Azure again brings up the rear – it takes nearly 2 minutes to reach a steady response time that is markedly higher than both Google and AWS. Throughput continues to increase to the end of the test where it eventually peaks slightly ahead of Google but still some way behind AWS. It then experiences a fall off which is difficult to explain from the data available.
This test uses the stock “return a string” function provided by each platform (I’ve captured the code in GitHub for reference) with the immediate high demand scenario: 400 concurrent users for 5 minutes.
With the functions essentially doing no work and no IO the response times are, as you would expect, smaller across the board but the scaling patterns are essentially unchanged from the workload function under the same load. AWS and Google respond quickly while Azure ramps up more slowly over time.
I was unable to obtain this data from VSTS and so resorted to running Apache Benchmarker. For this test I used settings of 100 concurrent requests for a total of 10000 requests, collected the raw data, and processed it in Excel. It should be noted that the network conditions were less predictable for these tests and I wasn’t always as geographically close to the cloud function as I was in other tests though repeated runs yielded similar patterns:
AWS maintains a pretty steady response time up to and including the 98th percentile but then shows marked dips in performance in the 99th and 100th percentiles with a worst case of around 8.5 seconds.
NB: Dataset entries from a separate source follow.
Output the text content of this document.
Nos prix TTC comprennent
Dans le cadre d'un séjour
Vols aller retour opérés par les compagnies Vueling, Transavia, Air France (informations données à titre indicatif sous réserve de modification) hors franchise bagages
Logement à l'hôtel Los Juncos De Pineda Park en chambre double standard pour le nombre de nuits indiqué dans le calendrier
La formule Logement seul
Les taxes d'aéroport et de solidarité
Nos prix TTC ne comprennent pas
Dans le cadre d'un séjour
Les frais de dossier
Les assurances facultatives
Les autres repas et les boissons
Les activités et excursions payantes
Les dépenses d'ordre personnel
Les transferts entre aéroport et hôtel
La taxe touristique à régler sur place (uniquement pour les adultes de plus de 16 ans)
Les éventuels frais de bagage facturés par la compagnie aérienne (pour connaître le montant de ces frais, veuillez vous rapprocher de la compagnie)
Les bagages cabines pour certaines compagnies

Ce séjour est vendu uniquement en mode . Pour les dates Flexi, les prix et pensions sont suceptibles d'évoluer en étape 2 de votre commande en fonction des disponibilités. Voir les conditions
Google dips in performance after the 97th percentile with it’s 99th percentile roughly equivalent to AWSs 100th percentile and it’s own 100th percentile being twice as slow.
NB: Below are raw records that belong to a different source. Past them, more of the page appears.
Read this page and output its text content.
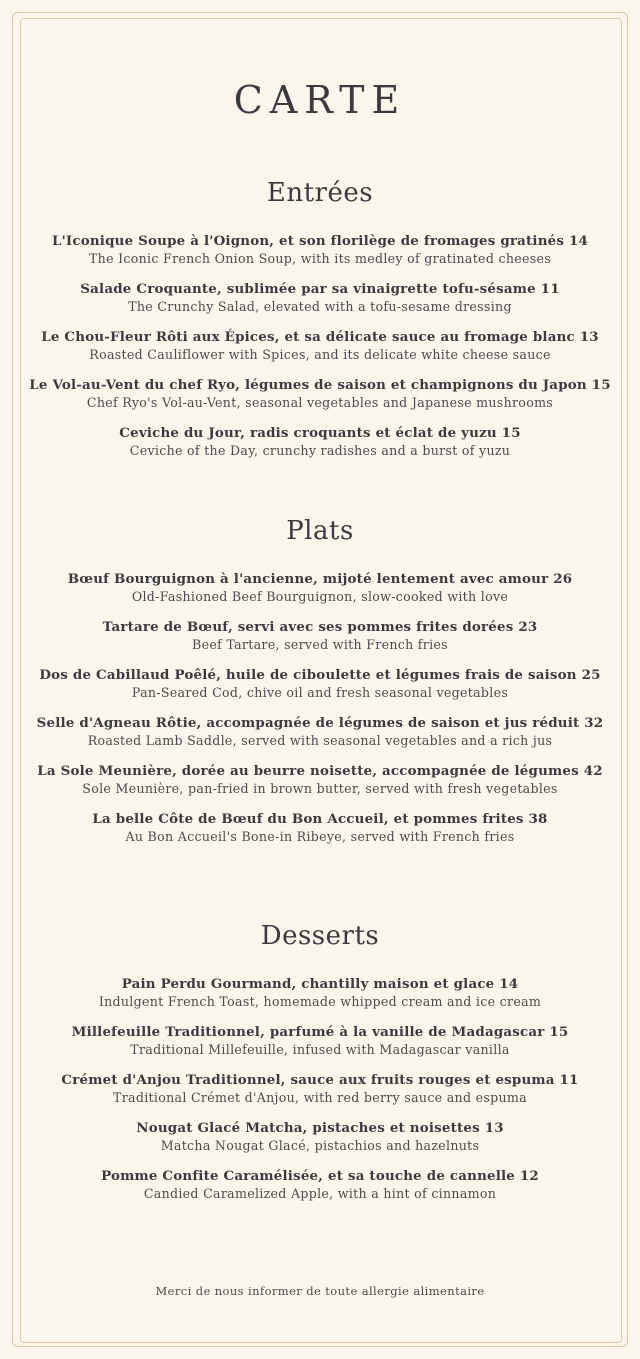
CARTE
Entrées
L'Iconique Soupe à l'Oignon, et son florilège de fromages gratinés 14
The Iconic French Onion Soup, with its medley of gratinated cheeses
Salade Croquante, sublimée par sa vinaigrette tofu-sésame 11
The Crunchy Salad, elevated with a tofu-sesame dressing
Le Chou-Fleur Rôti aux Épices, et sa délicate sauce au fromage blanc 13
Roasted Cauliflower with Spices, and its delicate white cheese sauce
Le Vol-au-Vent du chef Ryo, légumes de saison et champignons du Japon 15
Chef Ryo's Vol-au-Vent, seasonal vegetables and Japanese mushrooms
Ceviche du Jour, radis croquants et éclat de yuzu 15
Ceviche of the Day, crunchy radishes and a burst of yuzu
Plats
Bœuf Bourguignon à l'ancienne, mijoté lentement avec amour 26
Old-Fashioned Beef Bourguignon, slow-cooked with love
Tartare de Bœuf, servi avec ses pommes frites dorées 23
Beef Tartare, served with French fries
Dos de Cabillaud Poêlé, huile de ciboulette et légumes frais de saison 25
Pan-Seared Cod, chive oil and fresh seasonal vegetables
Selle d'Agneau Rôtie, accompagnée de légumes de saison et jus réduit 32
Roasted Lamb Saddle, served with seasonal vegetables and a rich jus
La Sole Meunière, dorée au beurre noisette, accompagnée de légumes 42
Sole Meunière, pan-fried in brown butter, served with fresh vegetables
La belle Côte de Bœuf du Bon Accueil, et pommes frites 38
Au Bon Accueil's Bone-in Ribeye, served with French fries
Desserts
Pain Perdu Gourmand, chantilly maison et glace 14
Indulgent French Toast, homemade whipped cream and ice cream
Millefeuille Traditionnel, parfumé à la vanille de Madagascar 15
Traditional Millefeuille, infused with Madagascar vanilla
Crémet d'Anjou Traditionnel, sauce aux fruits rouges et espuma 11
Traditional Crémet d'Anjou, with red berry sauce and espuma
Nougat Glacé Matcha, pistaches et noisettes 13
Matcha Nougat Glacé, pistachios and hazelnuts
Pomme Confite Caramélisée, et sa touche de cannelle 12
Candied Caramelized Apple, with a hint of cinnamon
Merci de nous informer de toute allergie alimentaire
Azure exhibits a significant dip in performance at the 96th percentile with a sudden drop in response time from a not great 2.5 seconds to 14.5 seconds – in AWSs 100th percentile territory. Beyond the 96th percentile their is a fairly steady decrease in performance of around 2.5 seconds per percentile.
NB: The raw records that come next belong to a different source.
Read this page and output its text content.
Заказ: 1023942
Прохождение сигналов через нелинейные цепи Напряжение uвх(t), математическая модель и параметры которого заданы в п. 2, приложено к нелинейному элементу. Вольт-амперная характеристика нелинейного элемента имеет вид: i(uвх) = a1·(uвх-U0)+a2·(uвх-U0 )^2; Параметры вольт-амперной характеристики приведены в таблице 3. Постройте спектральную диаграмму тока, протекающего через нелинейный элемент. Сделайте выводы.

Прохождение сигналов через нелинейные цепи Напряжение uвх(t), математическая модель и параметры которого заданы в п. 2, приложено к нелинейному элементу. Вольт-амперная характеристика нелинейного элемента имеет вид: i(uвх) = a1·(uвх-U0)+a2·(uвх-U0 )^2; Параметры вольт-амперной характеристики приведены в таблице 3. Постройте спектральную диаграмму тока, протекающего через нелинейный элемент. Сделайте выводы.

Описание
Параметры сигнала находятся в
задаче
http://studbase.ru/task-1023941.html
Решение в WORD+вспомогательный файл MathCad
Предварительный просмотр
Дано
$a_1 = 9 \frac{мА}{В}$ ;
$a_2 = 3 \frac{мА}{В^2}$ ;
All the vendors solutions go “cold” after a time leading to a delay when they start. To get a sense for this I left each vendor idle overnight and then had 1 user make repeat requests for 1 minute to illustrate the cold start time but also get a visual sense of request rate and variance in response time:
Again we have some quite striking results. AWS has the lowest cold start time of around 1.5 seconds, Google is next at 2.5 seconds and Azure again the worst performer at 9 seconds. All three systems then settle into a fairly consistent response time but it’s striking in these graphs how AWS Lambda’s significantly better performance translates into nearly 3x as many requests as Google and 10x more requests than Azure over the minute.
It’s worth noting that the cold start time for the stock functions is almost exactly the same as for my main test case – the startup is function related and not connected to storage IO.
AWS Lambda is the clear leader for HTTP triggered functions – on all the runtimes I’ve tried it has the lowest response times and, at least within the volumes tested, the best ability to deal with scale and the most consistent performance. Google Cloud Functions are not far behind and it will be interesting to see if they can close the gap with optimisation work over the coming year – if they can get their flat our response times reduced they will probably pull level with AWS. The results are similar enough in their characteristics that my suspicion is Google and AWS have similar underlying approaches.
Unfortunately, like with the .NET scenarios, Azure is poor at handling HTTP triggered functions with very similar patterns on show. The Azure issues are not framework based but due to how they are hosting functions and handling scale. Hopefully over the next few months we’ll see some improvements that make Azure a more viable host for HTTP serverless / API approaches when latency matters.
By all means use the above as a rough guide but ultimately whatever platform you choose I’d encourage you to build out the smallest representative vertical slice of functionality you can and test it.
Thanks for reading – hopefully this data is useful.